Sometimes it seems that no matter what you do, where you go or who you make friends with, you just can't find "the one." You start to wonder if there really is someone out there for you. You may be a confident person who does not feel that you have to be in a relationship to be complete, but you wouldn't mind having someone to cuddle up to at night or share your life with. So why can't you find Mr. Right? Here are some possibilities.

1. Your expectations are too high

You may go on a lot of dates, but you just can't find someone who checks all your boxes. It may be time to re-evaluate your list. Do you have too many requirements? Are you not willing to bend on any of them? While there are some things you know you won't budge on, like not dating someone who smokes or hates dogs, there may be other items that make your complete list a bit ridiculous. Be open to dating someone that wants four kids instead of your two-kid maximum; or a pisces or libra instead of just cancers. Who knows — your perfect match may be sitting right next to you; but you won't give him the time of day because he has red hair and you only date brunettes.

2. You don't put yourself out there

One thing that can be hard for people is to put themselves out there. Trying new things and meeting new people can be scary and awkward. It is easy to get in a habit of only socializing with the same people and going to the same places. It may be time to break from your comfort zone and do something that may be different than your daily routine. It can be something as simple as going to a different grocery store, or it can be something more focused, like going to a singles event or trying online dating.

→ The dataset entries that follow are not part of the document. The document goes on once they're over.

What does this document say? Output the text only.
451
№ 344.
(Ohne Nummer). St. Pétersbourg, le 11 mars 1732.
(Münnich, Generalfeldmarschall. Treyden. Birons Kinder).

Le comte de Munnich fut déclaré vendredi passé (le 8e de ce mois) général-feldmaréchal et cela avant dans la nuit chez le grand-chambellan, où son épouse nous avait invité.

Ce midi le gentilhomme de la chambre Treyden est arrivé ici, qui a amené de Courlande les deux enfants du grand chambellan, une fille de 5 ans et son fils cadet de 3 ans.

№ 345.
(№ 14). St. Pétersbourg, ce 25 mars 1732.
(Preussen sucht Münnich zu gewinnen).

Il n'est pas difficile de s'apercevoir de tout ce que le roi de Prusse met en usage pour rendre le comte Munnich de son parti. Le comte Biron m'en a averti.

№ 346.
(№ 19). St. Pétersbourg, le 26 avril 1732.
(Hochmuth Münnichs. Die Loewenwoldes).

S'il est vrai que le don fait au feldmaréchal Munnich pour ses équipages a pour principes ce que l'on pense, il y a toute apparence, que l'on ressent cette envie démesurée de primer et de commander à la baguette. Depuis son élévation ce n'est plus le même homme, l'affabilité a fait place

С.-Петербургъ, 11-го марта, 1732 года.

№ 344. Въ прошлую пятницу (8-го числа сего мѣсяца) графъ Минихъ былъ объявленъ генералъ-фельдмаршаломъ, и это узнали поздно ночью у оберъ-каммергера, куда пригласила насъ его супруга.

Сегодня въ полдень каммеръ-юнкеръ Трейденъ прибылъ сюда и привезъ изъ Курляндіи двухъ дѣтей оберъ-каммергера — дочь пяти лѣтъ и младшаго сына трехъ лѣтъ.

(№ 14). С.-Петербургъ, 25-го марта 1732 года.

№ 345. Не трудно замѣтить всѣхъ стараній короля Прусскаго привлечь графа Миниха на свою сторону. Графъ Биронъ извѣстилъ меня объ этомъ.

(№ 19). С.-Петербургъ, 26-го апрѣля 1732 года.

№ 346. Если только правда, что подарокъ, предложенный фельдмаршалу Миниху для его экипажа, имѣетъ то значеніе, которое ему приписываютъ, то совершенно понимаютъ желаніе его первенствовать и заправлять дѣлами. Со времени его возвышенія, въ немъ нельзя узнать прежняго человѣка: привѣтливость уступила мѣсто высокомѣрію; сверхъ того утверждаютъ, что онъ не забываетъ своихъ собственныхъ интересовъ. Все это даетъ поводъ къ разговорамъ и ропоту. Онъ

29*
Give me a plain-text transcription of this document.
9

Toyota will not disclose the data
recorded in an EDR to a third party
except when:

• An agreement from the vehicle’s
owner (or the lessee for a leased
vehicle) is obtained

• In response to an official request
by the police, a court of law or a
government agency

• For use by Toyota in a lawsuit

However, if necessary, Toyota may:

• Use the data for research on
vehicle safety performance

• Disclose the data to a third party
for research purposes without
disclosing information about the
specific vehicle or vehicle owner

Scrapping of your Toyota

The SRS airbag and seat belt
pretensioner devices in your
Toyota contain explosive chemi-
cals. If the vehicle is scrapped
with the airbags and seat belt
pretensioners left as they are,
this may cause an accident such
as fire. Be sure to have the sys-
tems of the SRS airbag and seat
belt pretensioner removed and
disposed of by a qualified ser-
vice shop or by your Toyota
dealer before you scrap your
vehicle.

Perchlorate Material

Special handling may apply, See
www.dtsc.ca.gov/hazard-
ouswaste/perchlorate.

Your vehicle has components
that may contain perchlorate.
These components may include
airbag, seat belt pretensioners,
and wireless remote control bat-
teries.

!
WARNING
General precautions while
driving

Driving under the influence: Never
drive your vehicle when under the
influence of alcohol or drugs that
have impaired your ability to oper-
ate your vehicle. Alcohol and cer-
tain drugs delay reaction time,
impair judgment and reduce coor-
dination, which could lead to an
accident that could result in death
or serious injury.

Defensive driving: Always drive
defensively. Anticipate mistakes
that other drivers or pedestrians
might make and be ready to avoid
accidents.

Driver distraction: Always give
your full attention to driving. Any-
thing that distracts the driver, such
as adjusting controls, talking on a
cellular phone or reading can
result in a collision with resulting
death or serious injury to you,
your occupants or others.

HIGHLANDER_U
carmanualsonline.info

3. You're afraid of commitment

Perhaps you are pushing people away because you are afraid of commitment. As soon as you start to go on a couple of dates you may find something that you don't like about the person, or you start to feel trapped in a relationship you're not sure you want to be in; so you end things before they even start. Try taking things slowly. Just because you find someone attractive does not mean you are going to marry him. Get to know someone over a long period of time and see how things go. Take it one date at a time.

4. You are hanging out with the wrong people

You tend to date who you hang out with. If you only socialize with married friends or people that you know you have no future with, it may be time to get some new friends. That doesn't mean you have to de-friend your current posse; but try to branch out every once in a while. Go to lunch with someone from work you don't usually hang out with, or join a book club. You may meet someone who knows the perfect person for you or invites you to a party where you meet your future husband.

5. You're not ready

You may not be finding Mr. Right simply because you are not ready. We have to be comfortable with ourselves before we can be comfortable with someone else. Are you still working on yourself? Are you able to love yourself? If not, then that may be the problem. Spend time learning to like who you are and becoming the best person you can be. Once you have mastered that, you will be more open to loving someone else.

There is never a clear reason why you are not finding the right person for you. It could be a variety of problems or simply because you have not found the person you click with. Don't let it discourage you. Don't let it stop you from living life. Try making some of the changes above and see how it goes; but keep in mind there is no time limit on finding Mr. Right.